Everything was running pretty great for a while but I just had this issue pop up and I'm not entirely sure how to handle it the best way.
I have invisible characters that are sometimes posted by users (they don't know - they just copy and paste from Word docs) such as a Zero Width Non-Joiner (<0x200c> or U+200C) and they throw this exception:
SQLSTATE[HY000]: General error: 3988 Conversion from collation utf8mb4_unicode_ci into latin1_swedish_ci impossible for parameter
I wasn't sure how to handle this yet, so I temporarily wrapped the input in str()->ascii() and that stripped the offending characters. I want a more appropriate solution though since this seems like a very hack-ish way to fix this.
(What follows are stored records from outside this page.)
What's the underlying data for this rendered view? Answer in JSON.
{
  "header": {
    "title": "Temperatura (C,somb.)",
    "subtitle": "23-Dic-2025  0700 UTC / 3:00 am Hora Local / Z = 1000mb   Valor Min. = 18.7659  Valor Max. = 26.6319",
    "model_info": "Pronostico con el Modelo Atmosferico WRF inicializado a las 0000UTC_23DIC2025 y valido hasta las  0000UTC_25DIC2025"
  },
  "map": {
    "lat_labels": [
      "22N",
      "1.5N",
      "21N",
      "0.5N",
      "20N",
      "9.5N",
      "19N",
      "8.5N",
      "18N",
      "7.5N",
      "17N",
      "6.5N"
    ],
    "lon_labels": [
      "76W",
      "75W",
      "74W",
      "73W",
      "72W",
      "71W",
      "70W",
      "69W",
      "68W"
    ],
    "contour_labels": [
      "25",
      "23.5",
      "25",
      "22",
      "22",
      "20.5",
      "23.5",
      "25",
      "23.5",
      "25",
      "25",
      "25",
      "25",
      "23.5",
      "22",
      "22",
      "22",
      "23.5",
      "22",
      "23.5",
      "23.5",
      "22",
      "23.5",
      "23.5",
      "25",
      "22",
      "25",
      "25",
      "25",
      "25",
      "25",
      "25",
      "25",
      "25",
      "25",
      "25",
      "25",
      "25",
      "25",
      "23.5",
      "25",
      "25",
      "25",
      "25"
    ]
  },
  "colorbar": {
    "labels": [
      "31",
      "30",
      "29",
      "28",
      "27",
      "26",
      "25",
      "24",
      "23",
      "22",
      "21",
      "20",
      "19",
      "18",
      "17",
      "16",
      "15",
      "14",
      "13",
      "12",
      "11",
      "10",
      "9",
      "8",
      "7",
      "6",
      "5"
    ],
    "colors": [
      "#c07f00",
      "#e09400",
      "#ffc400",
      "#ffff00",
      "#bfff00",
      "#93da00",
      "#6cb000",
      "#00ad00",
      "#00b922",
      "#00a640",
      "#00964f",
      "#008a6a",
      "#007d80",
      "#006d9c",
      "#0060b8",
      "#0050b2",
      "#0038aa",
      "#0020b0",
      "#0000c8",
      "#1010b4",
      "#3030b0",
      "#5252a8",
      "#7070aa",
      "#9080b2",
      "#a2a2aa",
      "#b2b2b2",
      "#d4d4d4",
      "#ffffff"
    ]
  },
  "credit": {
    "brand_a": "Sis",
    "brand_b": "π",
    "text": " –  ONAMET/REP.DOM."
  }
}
Is there some way to globally sanitize these things, or is there something I missed in Laravel docs?
To handle the issue of invisible characters being posted by users and causing database errors, you can create a middleware in Laravel to sanitize the input before it reaches your database. This way, you can globally sanitize the input and remove any unwanted characters.
Here's a step-by-step solution:
Create a Middleware:
First, create a new middleware using the Artisan command:
php artisan make:middleware SanitizeInput
Implement the Middleware:
Open the newly created middleware file located at app/Http/Middleware/SanitizeInput.php and implement the logic to remove invisible characters.
<?php
namespace App\Http\Middleware;
use Closure;
use Illuminate\Http\Request;
class SanitizeInput
{
/**
* Handle an incoming request.
*
* @param \Illuminate\Http\Request $request
* @param \Closure $next
* @return mixed
*/
public function handle(Request $request, Closure $next)
{
$input = $request->all();
array_walk_recursive($input, function (&$input) {
// Remove invisible characters
$input = preg_replace('/[\x{200B}-\x{200D}\x{FEFF}]/u', '', $input);
});
$request->merge($input);
return $next($request);
}
}
Register the Middleware:
Register the middleware in your app/Http/Kernel.php file. You can add it to the global middleware stack or to a specific group (e.g., web or api).
protected $middleware = [
// Other middleware
\App\Http\Middleware\SanitizeInput::class,
];
Test the Middleware:
Ensure that the middleware is working correctly by testing your application. Any input containing invisible characters should now be sanitized before being processed by your application and stored in the database.
This approach ensures that all incoming requests are sanitized globally, preventing the issue of invisible characters causing database errors.
As the forum's AI suggested, I think you should use middleware, with it you will be able to handle any and all inputs globally.
Since you are creating middleware to handle inputs, you can also implement the ezyang/htmlpurifier package to prevent script injections and related attacks
Thanks for the reply. I feel like I’m missing something here entirely though. While it might be a solution to the problem, it doesn’t feel like I am addressing the correct problem.
This issue can’t be incredibly uncommon so creating a middleware makes me feel like there is a different approach entirely that isn’t being considered. Or is everyone creating a middleware as part of their initial install of Laravel?
In the config/database.php set charset and collation values to match your database, like utf8mb4 and utf8mb4_unicode_ci in the corresponding database driver you're using.
@MohamedTammam I know it's been a while but I just wanted to pop in and say that this is correct, but also, the columns needed to be updated with the right charset and collation as well.